An uneven work. Thoroughly fun and enjoyable in the first 250 pages, the final 100 pages become muddled as the plot treads water and losings its dramatic edge. Things aren't helped by one of the most boring romances to grace YA in a while. It was so bad that it took me totally by surprise, because I really was enjoying the book and couldn't put it down. But it just failed to deliver. In addition to the romance that isn't, there's a number of improbable plot turns, a major dramatic moment that isn't (when Mrs Amberson's secret conflict with her nemesis is revealed), and all sorts of rough ends. Johnson writes some good books and most of them are quite entertaining, but this one just bombs out. Disappointing!

Friday, November 07, 2008

Living Dead Girl, by Elizabeth Scott

Alice lives in a hellish world that centers around pleasing Ray. It wasn't always like this and somewhere in the back of her mind she remembers the girl who had a family and a different life. But that was before Ray took her away and made her his and name her Alice. And she isn't even the only Alice. Before her there was another Alice who Ray killed when she turned 15 and was too old to love him anymore. Now that Alice herself has turned 15, she knows it won't be long before Ray replaces her as well.
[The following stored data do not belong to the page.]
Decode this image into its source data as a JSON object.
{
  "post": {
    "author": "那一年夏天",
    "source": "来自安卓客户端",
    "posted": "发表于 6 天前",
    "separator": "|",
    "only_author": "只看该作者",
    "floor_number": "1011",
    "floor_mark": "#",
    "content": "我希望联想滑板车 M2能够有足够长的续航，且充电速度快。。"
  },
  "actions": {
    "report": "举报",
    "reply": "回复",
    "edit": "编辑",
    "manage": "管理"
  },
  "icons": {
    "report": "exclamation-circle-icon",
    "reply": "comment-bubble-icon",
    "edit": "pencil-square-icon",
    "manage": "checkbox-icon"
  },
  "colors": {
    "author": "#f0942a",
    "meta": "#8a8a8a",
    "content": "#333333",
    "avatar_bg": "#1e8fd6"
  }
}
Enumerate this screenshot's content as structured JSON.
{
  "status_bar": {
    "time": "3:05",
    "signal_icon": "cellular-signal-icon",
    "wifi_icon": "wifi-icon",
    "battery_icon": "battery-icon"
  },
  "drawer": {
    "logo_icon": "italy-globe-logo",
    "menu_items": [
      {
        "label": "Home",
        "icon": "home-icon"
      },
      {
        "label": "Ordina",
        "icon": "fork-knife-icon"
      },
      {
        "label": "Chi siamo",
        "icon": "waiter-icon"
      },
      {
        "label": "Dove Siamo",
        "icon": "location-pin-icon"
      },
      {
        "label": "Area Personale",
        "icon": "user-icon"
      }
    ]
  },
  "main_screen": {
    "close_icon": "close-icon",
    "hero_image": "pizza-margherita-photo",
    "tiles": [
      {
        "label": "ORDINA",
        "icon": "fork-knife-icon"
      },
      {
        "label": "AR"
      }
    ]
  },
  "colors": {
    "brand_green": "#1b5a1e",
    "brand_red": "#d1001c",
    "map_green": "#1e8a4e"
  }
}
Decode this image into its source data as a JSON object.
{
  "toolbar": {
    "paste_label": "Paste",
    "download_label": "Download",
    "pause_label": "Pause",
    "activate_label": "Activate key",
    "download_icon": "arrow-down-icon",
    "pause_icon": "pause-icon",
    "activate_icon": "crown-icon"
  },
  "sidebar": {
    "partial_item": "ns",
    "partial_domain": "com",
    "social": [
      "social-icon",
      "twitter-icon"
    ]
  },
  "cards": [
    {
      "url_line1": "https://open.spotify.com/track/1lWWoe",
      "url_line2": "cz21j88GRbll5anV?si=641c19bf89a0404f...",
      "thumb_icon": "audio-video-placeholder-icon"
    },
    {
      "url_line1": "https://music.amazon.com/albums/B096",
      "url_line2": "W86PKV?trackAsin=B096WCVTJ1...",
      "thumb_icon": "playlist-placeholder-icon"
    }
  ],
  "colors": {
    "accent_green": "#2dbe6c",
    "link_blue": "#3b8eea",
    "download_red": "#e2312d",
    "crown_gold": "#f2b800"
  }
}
ICK! It's a quick read and an engrossing story, but you have to be one very sick puppy to enjoy a book like this. And I realize that that review is not going to scare anyone off (I read the same sorts of reviews myself and it only made me want to read the book), but this is a story that really exists only to exploit. You won't learn anything more than there are people in the world sicker than you (for even wanting to read this) and that a slick advertising campaign and a lot of hype can make the difference between schlock and must-read YA. Nasty!